Odyssey-HouseAlcohol apparently has tightened its grip on Australians and condition is getting worse as the day passes by, experts claim.

The warning seems to have increased the number of alcoholic’s admissions to one of Sydney's leading drug rehabilitation centres. Alcohol was vital drug for concern for about 40 per cent of people getting entry into Odyssey House in the past financial year, as evaluated about the fact that a quarter of admissions the year before.

Odyssey House chief executive James Pitts has worked close with alcohol and drugs in the recent past and been the same for 30 years, but claims that the stats the rehabilitation service's annual report will come as a surprise.

"We've seen this trend over the past three years prior to this year where the people who are actually reporting into our residential program increasingly have reported alcohol as their primary drug of choice," he added.

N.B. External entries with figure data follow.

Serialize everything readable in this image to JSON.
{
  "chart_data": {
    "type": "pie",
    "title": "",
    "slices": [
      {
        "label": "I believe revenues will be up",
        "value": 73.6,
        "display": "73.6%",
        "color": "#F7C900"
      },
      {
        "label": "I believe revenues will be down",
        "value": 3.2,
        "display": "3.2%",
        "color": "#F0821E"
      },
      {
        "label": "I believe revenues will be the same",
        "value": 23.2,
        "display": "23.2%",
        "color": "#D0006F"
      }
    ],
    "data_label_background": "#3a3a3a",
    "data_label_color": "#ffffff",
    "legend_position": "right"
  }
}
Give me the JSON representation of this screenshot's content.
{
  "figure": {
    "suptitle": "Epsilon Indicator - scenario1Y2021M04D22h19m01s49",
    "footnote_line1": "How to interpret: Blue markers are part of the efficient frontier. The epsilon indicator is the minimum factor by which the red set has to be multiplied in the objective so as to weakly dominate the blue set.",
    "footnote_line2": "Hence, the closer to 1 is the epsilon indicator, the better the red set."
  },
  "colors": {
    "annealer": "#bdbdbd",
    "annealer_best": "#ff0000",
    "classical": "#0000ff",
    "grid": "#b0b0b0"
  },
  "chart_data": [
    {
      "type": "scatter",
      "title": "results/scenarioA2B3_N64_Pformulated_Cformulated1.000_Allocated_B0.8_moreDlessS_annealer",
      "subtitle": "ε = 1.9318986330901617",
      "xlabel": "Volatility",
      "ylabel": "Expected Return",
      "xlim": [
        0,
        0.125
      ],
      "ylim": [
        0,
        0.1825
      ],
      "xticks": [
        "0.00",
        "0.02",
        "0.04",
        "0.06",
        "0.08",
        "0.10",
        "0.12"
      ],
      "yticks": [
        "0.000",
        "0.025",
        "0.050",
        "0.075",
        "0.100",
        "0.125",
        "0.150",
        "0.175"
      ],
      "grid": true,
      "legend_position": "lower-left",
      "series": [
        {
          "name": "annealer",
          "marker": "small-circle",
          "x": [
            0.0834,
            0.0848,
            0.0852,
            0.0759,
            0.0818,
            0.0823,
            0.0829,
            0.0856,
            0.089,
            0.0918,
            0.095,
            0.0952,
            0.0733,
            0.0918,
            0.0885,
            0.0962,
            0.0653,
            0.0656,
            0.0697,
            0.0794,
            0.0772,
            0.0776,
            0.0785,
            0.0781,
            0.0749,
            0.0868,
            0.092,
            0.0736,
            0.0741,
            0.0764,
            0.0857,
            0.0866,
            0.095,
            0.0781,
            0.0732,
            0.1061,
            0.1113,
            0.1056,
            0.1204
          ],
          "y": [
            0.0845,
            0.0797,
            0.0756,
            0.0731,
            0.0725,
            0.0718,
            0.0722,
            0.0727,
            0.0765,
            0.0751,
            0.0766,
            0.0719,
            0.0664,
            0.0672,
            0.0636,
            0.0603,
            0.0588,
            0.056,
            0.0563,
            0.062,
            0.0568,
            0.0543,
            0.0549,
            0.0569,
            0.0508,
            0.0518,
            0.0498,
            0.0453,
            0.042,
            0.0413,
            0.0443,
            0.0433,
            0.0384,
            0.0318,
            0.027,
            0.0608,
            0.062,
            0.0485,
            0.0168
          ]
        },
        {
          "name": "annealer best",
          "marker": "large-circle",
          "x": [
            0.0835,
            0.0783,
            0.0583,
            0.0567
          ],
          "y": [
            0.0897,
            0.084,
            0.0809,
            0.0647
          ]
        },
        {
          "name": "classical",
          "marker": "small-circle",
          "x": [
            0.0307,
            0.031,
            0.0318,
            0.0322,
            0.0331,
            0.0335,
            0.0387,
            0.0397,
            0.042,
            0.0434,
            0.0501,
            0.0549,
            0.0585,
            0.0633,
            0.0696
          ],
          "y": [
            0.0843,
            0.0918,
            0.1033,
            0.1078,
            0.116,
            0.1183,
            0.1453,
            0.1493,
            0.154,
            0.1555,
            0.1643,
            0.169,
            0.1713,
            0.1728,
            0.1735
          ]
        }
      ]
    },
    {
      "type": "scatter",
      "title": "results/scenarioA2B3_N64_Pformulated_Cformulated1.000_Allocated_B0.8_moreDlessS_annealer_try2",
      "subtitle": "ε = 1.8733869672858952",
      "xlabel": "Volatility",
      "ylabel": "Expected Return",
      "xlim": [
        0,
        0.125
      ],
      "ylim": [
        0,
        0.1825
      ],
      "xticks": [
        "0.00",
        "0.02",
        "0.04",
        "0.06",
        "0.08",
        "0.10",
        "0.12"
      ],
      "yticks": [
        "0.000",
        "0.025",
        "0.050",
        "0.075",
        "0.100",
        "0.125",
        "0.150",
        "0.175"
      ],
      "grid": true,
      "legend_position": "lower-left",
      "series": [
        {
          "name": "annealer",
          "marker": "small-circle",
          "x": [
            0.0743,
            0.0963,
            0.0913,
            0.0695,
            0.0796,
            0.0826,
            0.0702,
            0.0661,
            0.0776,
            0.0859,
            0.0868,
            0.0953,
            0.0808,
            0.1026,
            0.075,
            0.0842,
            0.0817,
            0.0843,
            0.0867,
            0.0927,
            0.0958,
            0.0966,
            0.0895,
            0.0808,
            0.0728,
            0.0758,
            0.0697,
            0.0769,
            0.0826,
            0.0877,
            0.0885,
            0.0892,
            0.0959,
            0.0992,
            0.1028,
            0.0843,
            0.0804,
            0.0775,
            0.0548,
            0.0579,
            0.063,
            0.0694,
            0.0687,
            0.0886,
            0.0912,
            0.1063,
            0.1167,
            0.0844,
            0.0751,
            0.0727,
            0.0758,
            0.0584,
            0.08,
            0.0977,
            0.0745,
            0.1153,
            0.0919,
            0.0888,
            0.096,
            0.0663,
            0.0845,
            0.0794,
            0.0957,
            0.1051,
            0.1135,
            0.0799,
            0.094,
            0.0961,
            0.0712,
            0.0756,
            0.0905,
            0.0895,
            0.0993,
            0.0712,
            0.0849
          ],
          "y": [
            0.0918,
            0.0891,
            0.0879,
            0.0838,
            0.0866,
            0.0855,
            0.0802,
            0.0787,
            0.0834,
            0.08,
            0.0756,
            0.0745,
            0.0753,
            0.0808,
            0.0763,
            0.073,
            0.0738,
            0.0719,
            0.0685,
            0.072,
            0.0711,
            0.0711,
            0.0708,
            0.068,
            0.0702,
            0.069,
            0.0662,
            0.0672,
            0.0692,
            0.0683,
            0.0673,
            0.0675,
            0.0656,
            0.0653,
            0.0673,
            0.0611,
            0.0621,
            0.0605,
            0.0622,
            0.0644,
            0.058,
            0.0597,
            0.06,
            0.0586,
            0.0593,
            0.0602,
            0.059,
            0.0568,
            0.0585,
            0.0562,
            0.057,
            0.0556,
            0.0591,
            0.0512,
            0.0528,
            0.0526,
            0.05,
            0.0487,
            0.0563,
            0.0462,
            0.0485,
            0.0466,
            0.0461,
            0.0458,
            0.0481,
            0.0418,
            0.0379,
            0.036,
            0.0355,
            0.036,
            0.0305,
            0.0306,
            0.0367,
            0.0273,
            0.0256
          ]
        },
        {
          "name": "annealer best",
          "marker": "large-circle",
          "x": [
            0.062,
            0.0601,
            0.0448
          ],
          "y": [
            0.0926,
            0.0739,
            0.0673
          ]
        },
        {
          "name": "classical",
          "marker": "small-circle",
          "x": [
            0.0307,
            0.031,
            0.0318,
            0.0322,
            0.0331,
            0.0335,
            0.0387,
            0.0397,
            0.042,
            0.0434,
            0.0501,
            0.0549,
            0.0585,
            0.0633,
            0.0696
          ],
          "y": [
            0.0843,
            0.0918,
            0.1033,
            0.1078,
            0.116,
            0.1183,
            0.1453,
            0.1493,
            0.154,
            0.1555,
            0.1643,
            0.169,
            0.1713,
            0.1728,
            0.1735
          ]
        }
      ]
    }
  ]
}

Mr Pitts claims that alcohol-related admissions at Odyssey House were at the increased level in 33 years, but at the same time have major roles at the play.

He further added:"It usually is probably a year or two-year lag time before the people who it affects most adversely - in other words, the people who had the problems - actually report for some type of health at a treatment centre.”

The director of the National Drug Research Institute at Perth's Curtin University, Professor Steve Allsop, claimed that Odyssey House is not the one experiencing a surge in alcohol-related conditions.